Олег Золотов. К Гондельману
Родился в Риге. Учился в Рижском педагогическом училище, Куйбышевском музыкальном училище, окончил техническое училище по специальности каменщик-печник. Печатался в рижских журналах и альманахах «Родник», «Даугава», «Орбита» и др., «Антологии русского верлибра», альманахе «Улов». Первая книга («18 октября». Рига: Pop-front, 2006) вышла за месяц до смерти автора.
http://www.orbita.lv/publications/1031
К ГОНДЕЛЬМАНУ I
Радостно мне, Гондельман, что нас печатают редко, а Руднева — часто:
Столько гадости всякой напишешь — не расхлебаешь под старость.
Легче нам будет смотреть нашим детям в глаза, чем ему.
Отчего, скажи, Гондельман, наша природа так несовершенна:
Утром того-то желаешь, а к ночи — иного?..
Может, и у животных такое ж — и у собак, Гондельман, и у кошек?
Нет, Гондельман, не будет тебе счастья в Народном фронте,
Услышишь однажды: “Спасибо за помощь, приезжайте еще. . .”
Веришь ли, Гондельман, страшно и мне бывает:
Ну, как проснешься утром — и ни райкома тебе, ни горкома?!
Волосы дыбом становятся от подобных мыслей.

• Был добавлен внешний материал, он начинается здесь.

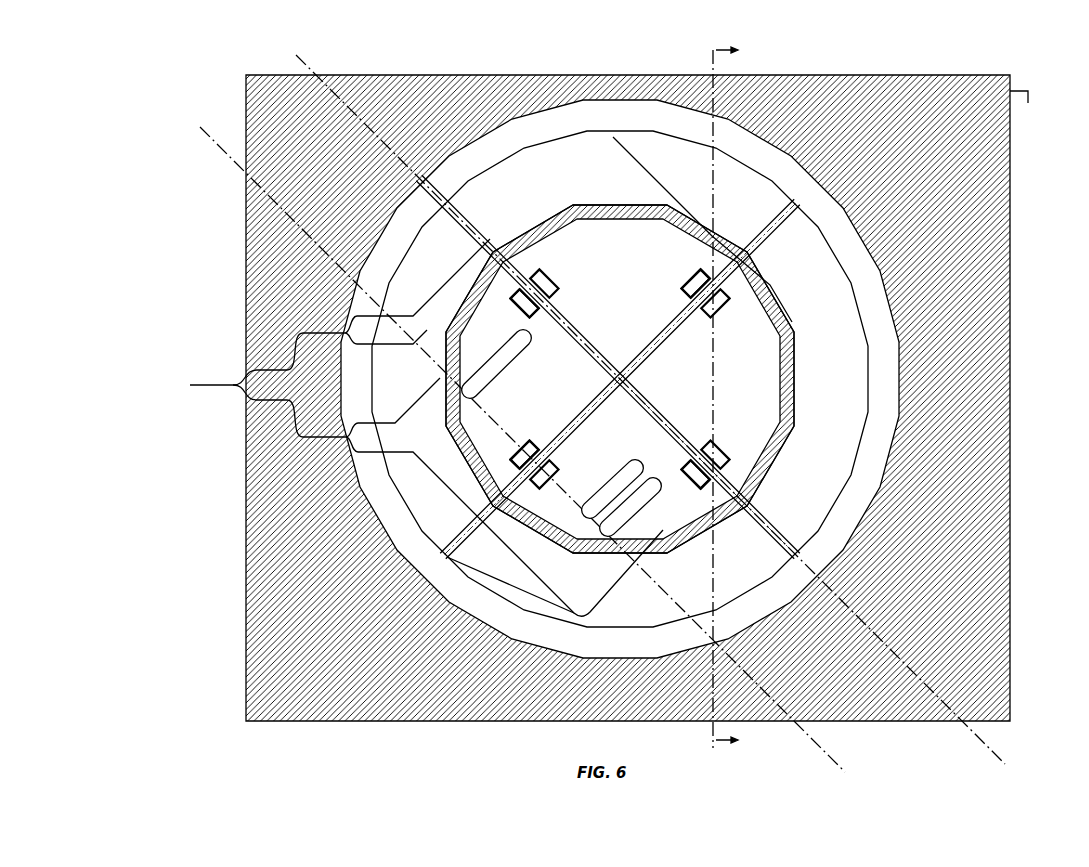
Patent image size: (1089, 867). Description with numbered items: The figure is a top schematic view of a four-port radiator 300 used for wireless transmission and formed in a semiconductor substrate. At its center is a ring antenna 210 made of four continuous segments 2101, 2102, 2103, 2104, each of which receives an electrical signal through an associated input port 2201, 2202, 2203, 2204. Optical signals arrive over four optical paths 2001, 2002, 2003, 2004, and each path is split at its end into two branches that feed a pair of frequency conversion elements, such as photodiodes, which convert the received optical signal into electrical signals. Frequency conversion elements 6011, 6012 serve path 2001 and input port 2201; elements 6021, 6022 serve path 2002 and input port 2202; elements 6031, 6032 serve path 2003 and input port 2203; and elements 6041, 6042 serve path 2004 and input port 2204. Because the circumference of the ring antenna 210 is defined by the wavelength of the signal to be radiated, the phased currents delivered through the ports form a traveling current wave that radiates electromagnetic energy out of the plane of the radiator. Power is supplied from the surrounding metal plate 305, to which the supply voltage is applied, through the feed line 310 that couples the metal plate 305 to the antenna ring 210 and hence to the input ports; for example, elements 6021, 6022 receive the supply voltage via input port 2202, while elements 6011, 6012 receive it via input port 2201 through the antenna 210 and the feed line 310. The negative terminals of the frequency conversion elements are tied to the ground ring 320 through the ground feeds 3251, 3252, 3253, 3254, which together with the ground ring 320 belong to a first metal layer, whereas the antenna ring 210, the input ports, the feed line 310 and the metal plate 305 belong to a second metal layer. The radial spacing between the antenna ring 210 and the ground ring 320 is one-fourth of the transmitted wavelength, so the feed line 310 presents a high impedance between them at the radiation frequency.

The four-port radiator 300 is at (629, 398).
The metal plate 305 is at (425, 75).
The Vdd feed line 310 is at (465, 220).
The ground ring 320 is at (852, 283).
The ring antenna 210 is at (778, 443).
The optical path 2001 is at (702, 229).
The optical path 2002 is at (340, 312).
The optical path 2003 is at (351, 443).
The optical path 2004 is at (555, 564).
The continuous segment 2101 is at (761, 379).
The continuous segment 2102 is at (620, 230).
The continuous segment 2103 is at (469, 379).
The continuous segment 2104 is at (620, 521).
The input port 2201 is at (696, 273).
The input port 2202 is at (509, 297).
The input port 2203 is at (509, 460).
The input port 2204 is at (696, 485).
The ground feed 3251 is at (708, 290).
The ground feed 3252 is at (561, 319).
The ground feed 3253 is at (532, 467).
The ground feed 3254 is at (710, 469).
The frequency conversion element 6011 is at (672, 291).
The frequency conversion element 6012 is at (704, 323).
The frequency conversion element 6021 is at (511, 313).
The frequency conversion element 6022 is at (561, 280).
The frequency conversion element 6031 is at (573, 473).
The frequency conversion element 6032 is at (532, 436).
The frequency conversion element 6041 is at (731, 446).
The frequency conversion element 6042 is at (673, 473).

Что супруга твоя, Гондельман, так же на дух не выносит
Машинисток и прочих в редакции женщин?
Так же ревнует все и угрожает разводом?
Полно — скажи ей — уж больно они худосочны.
Удивляюсь я, Гондельман, тяге твоей к наукам:
На один глаз ослеп ты уже, скоро на другой ослепнешь.
Помнишь ли, Гондельман, тех, в гостинице, женщин?
Ты читал им стихи, а я хватал их за ляжки.
Теперь мы оба женаты, и оба — удачно.
Можно часами сидеть у воды или в роще,
Без движения, Гондельман, и без мысли. . .
Так и жизнь пройдет, если ничего не случится —
Словно ночь, Гондельман, без свечи и известий.
Даже и нам, Гондельман, приходится лгать и лукавить,
Что ж говорить о тех, кто ни совести не имеет, ни чести!
Видишь, клубничник мой весь в белом каком-то налете?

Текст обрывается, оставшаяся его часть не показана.